Tanto perfetta che la banca centrale cinese iniziò a preoccuparsi. A giugno di quell’anno impose alla banche commerciali, che stavano inondando di fondi il mercato azionario, di ritirarsi dal settore dei bond quotati e di operare nel neonato mercato interbancario, obbligandole a spostare tutta la carta che avevano in portafoglio in questo settore che di conseguenza conobbe una crescita rapidissima. In poco più di vent’anni il mercato all’ingrosso interbancario divorò il mercato retail diventando il pilastro dell’obbligazionario cinese. All’inizio i partecipanti erano appena 16 banche commerciali. Ma mano a mano che la finanza prendeva piede nel paese, l’accesso all’interbancario fu garantito a un numero sempre maggiore di soggetti. Nell’arco di appena tre anni, alla fine del 2000, i partecipanti erano già 693.

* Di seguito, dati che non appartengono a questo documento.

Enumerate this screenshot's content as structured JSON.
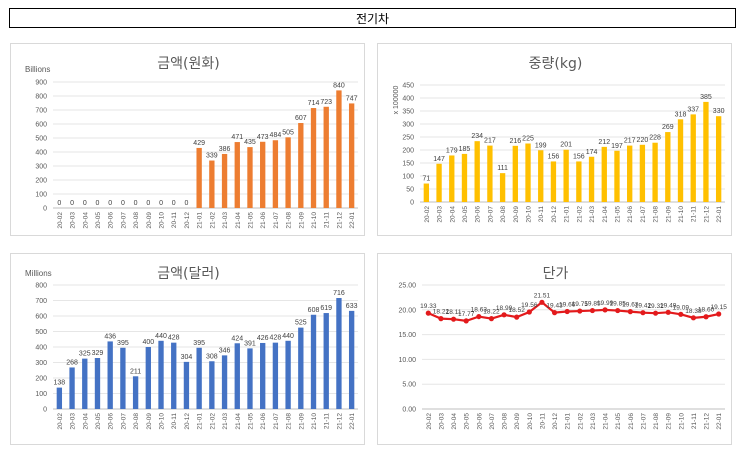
{
  "banner": {
    "title": "전기차"
  },
  "chart_data": [
    {
      "type": "bar",
      "title": "금액(원화)",
      "unit_label": "Billions",
      "color": "#ED7D31",
      "ylim": [
        0,
        900
      ],
      "yticks": [
        0,
        100,
        200,
        300,
        400,
        500,
        600,
        700,
        800,
        900
      ],
      "ytick_labels": [
        "0",
        "100",
        "200",
        "300",
        "400",
        "500",
        "600",
        "700",
        "800",
        "900"
      ],
      "grid": true,
      "categories": [
        "20-02",
        "20-03",
        "20-04",
        "20-05",
        "20-06",
        "20-07",
        "20-08",
        "20-09",
        "20-10",
        "20-11",
        "20-12",
        "21-01",
        "21-02",
        "21-03",
        "21-04",
        "21-05",
        "21-06",
        "21-07",
        "21-08",
        "21-09",
        "21-10",
        "21-11",
        "21-12",
        "22-01"
      ],
      "values": [
        0,
        0,
        0,
        0,
        0,
        0,
        0,
        0,
        0,
        0,
        0,
        429,
        339,
        386,
        471,
        435,
        473,
        484,
        505,
        607,
        714,
        723,
        840,
        747
      ]
    },
    {
      "type": "bar",
      "title": "중량(kg)",
      "unit_label": "x 100000",
      "color": "#FFC000",
      "ylim": [
        0,
        450
      ],
      "yticks": [
        0,
        50,
        100,
        150,
        200,
        250,
        300,
        350,
        400,
        450
      ],
      "ytick_labels": [
        "0",
        "50",
        "100",
        "150",
        "200",
        "250",
        "300",
        "350",
        "400",
        "450"
      ],
      "grid": true,
      "categories": [
        "20-02",
        "20-03",
        "20-04",
        "20-05",
        "20-06",
        "20-07",
        "20-08",
        "20-09",
        "20-10",
        "20-11",
        "20-12",
        "21-01",
        "21-02",
        "21-03",
        "21-04",
        "21-05",
        "21-06",
        "21-07",
        "21-08",
        "21-09",
        "21-10",
        "21-11",
        "21-12",
        "22-01"
      ],
      "values": [
        71,
        147,
        179,
        185,
        234,
        217,
        111,
        216,
        225,
        199,
        156,
        201,
        156,
        174,
        212,
        197,
        217,
        220,
        228,
        269,
        318,
        337,
        385,
        330
      ]
    },
    {
      "type": "bar",
      "title": "금액(달러)",
      "unit_label": "Millions",
      "color": "#4472C4",
      "ylim": [
        0,
        800
      ],
      "yticks": [
        0,
        100,
        200,
        300,
        400,
        500,
        600,
        700,
        800
      ],
      "ytick_labels": [
        "0",
        "100",
        "200",
        "300",
        "400",
        "500",
        "600",
        "700",
        "800"
      ],
      "grid": true,
      "categories": [
        "20-02",
        "20-03",
        "20-04",
        "20-05",
        "20-06",
        "20-07",
        "20-08",
        "20-09",
        "20-10",
        "20-11",
        "20-12",
        "21-01",
        "21-02",
        "21-03",
        "21-04",
        "21-05",
        "21-06",
        "21-07",
        "21-08",
        "21-09",
        "21-10",
        "21-11",
        "21-12",
        "22-01"
      ],
      "values": [
        138,
        268,
        325,
        329,
        436,
        395,
        211,
        400,
        440,
        428,
        304,
        395,
        308,
        346,
        424,
        391,
        426,
        428,
        440,
        525,
        608,
        619,
        716,
        633
      ]
    },
    {
      "type": "line",
      "title": "단가",
      "unit_label": "",
      "color": "#E31A1C",
      "ylim": [
        0,
        25
      ],
      "yticks": [
        0,
        5,
        10,
        15,
        20,
        25
      ],
      "ytick_labels": [
        "0.00",
        "5.00",
        "10.00",
        "15.00",
        "20.00",
        "25.00"
      ],
      "grid": true,
      "categories": [
        "20-02",
        "20-03",
        "20-04",
        "20-05",
        "20-06",
        "20-07",
        "20-08",
        "20-09",
        "20-10",
        "20-11",
        "20-12",
        "21-01",
        "21-02",
        "21-03",
        "21-04",
        "21-05",
        "21-06",
        "21-07",
        "21-08",
        "21-09",
        "21-10",
        "21-11",
        "21-12",
        "22-01"
      ],
      "values": [
        19.33,
        18.22,
        18.11,
        17.77,
        18.63,
        18.22,
        18.99,
        18.52,
        19.56,
        21.51,
        19.43,
        19.66,
        19.75,
        19.85,
        19.99,
        19.85,
        19.63,
        19.42,
        19.32,
        19.49,
        19.09,
        18.38,
        18.6,
        19.15
      ],
      "data_labels": [
        "19.33",
        "18.22",
        "18.11",
        "17.77",
        "18.63",
        "18.22",
        "18.99",
        "18.52",
        "19.56",
        "21.51",
        "19.43",
        "19.66",
        "19.75",
        "19.85",
        "19.99",
        "19.85",
        "19.63",
        "19.42",
        "19.32",
        "19.49",
        "19.09",
        "18.38",
        "18.60",
        "19.15"
      ]
    }
  ]
}
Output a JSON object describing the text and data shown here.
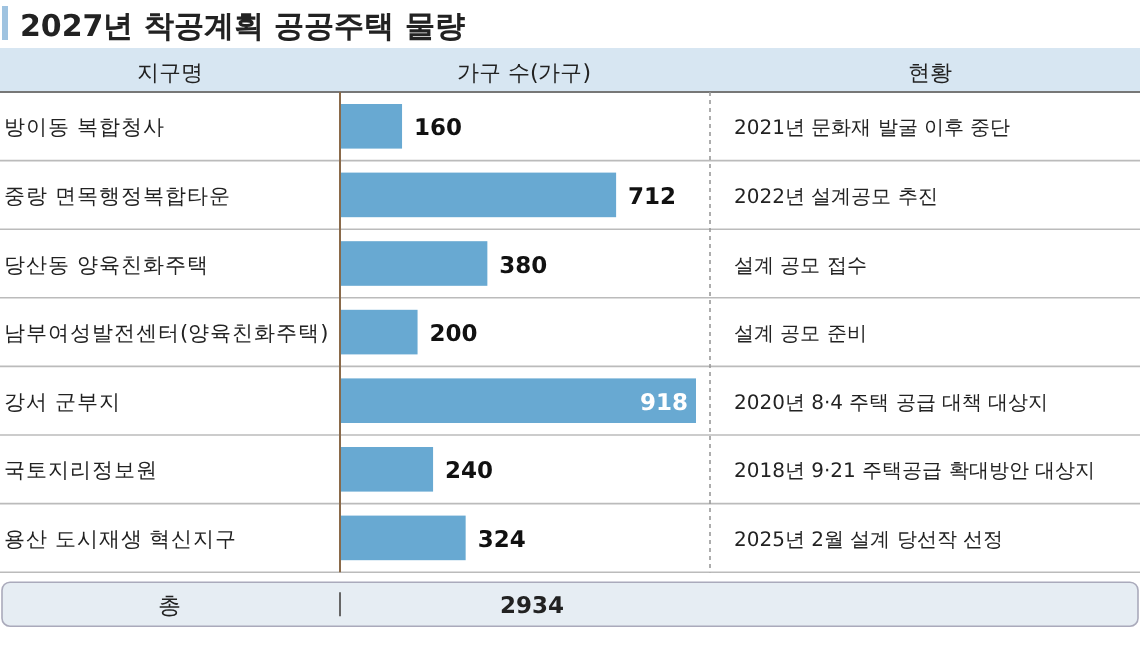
{
  "chart_data": {
    "type": "bar",
    "orientation": "horizontal",
    "title": "2027년 착공계획 공공주택 물량",
    "ylabel": "지구명",
    "xlabel": "가구 수(가구)",
    "categories": [
      "방이동 복합청사",
      "중랑 면목행정복합타운",
      "당산동 양육친화주택",
      "남부여성발전센터(양육친화주택)",
      "강서 군부지",
      "국토지리정보원",
      "용산 도시재생 혁신지구"
    ],
    "values": [
      160,
      712,
      380,
      200,
      918,
      240,
      324
    ],
    "color": "#68a9d2",
    "data_labels": true,
    "annotations": [
      "현황",
      "2021년 문화재 발굴 이후 중단",
      "2022년 설계공모 추진",
      "설계 공모 접수",
      "설계 공모 준비",
      "2020년 8·4 주택 공급 대책 대상지",
      "2018년 9·21 주택공급 확대방안 대상지",
      "2025년 2월 설계 당선작 선정",
      "총",
      "2934"
    ]
  }
}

A febbraio 2014 la banca centrale cinese autorizzò 16 grandi istituti a scambiare sull’interbancario anche i loro wealth management products (WMPs), ossia prodotti finanziari emessi dal settore dello shadow banking, cresciuto notevolmente in quegli anni, che spesso ha proprio le banche alle spalle. Ciò condusse all’ingresso di altri soggetti in questo interbancario, compresi gli emittenti di WMP, fondi di investimento e compagnie fiduciarie. A dicembre 2018 i 16 partecipanti del 1997 erano diventati 6.543. “Queste istituzioni finanziarie – spiegano gli autori del nostro paper NBER – coprono quasi l’intero sistema finanziario cinese al giorno d’oggi”. Tutti insieme appassionatamente.
E da oggi, quindi che dobbiamo partire. Il mercato interbancario di bond è diventato il mercato primario del governo e delle entità governative dove vengono collocati i bond. Inoltre è il mercato di riferimento della banca centrale per le sue operazioni di mercato aperto. Nell’aprile 2003 la banca centrale condusse la sua prima operazione nel mercato interbancario emettendo titoli a sei mesi per cinque miliardi di yuan. Al tempo stesso è diventato il collettore del risparmio cinese e il suo distributore verso l’economia reale. Insomma, è diventato il polmone finanziario della Cina, e questo spiega il suo straordinario volume di affari.
I dati parlano chiaro. A fine 2018 il valore del mercato interbancario dei bond in circolazione ha raggiunto i 76 trilioni di yuan, con un livello di emissioni di 41 trilioni, lo stesso anno. I partecipanti sono così distribuiti:
Da notare che il secondo gruppo di partecipanti per volume dopo le banche commerciali è rappresentato dal mutual fund, che includono anche i soggetti che operano nel settore ad alto tasso di crescita del wealth management. Il regolatore, ossia la banca centrale, People’s Bank of China (PBC, 中国人民银行), ha imposto a tutti i partecipanti di aprire conti presso la China Central Depository & Clearing Co. Ltd, (CCDC, 中债登) che funziona da entità di deposito e clearing house, mentre gli scambi vengono veicolati tramite il China Foreign Exchange Trade System (CFETS) 外汇交易中心. Dal 2009 alla CCDC si è affiancata la Shanghai Clearing House (SHCH,
上清所) mettendo di fatto fine a una situazione di monopolio. Il mercato interbancario dei bond cinesi ormai somiglia sempre più a quello dei paesi occidentali. E’ diventato altrettanto complicato. E quindi rischioso.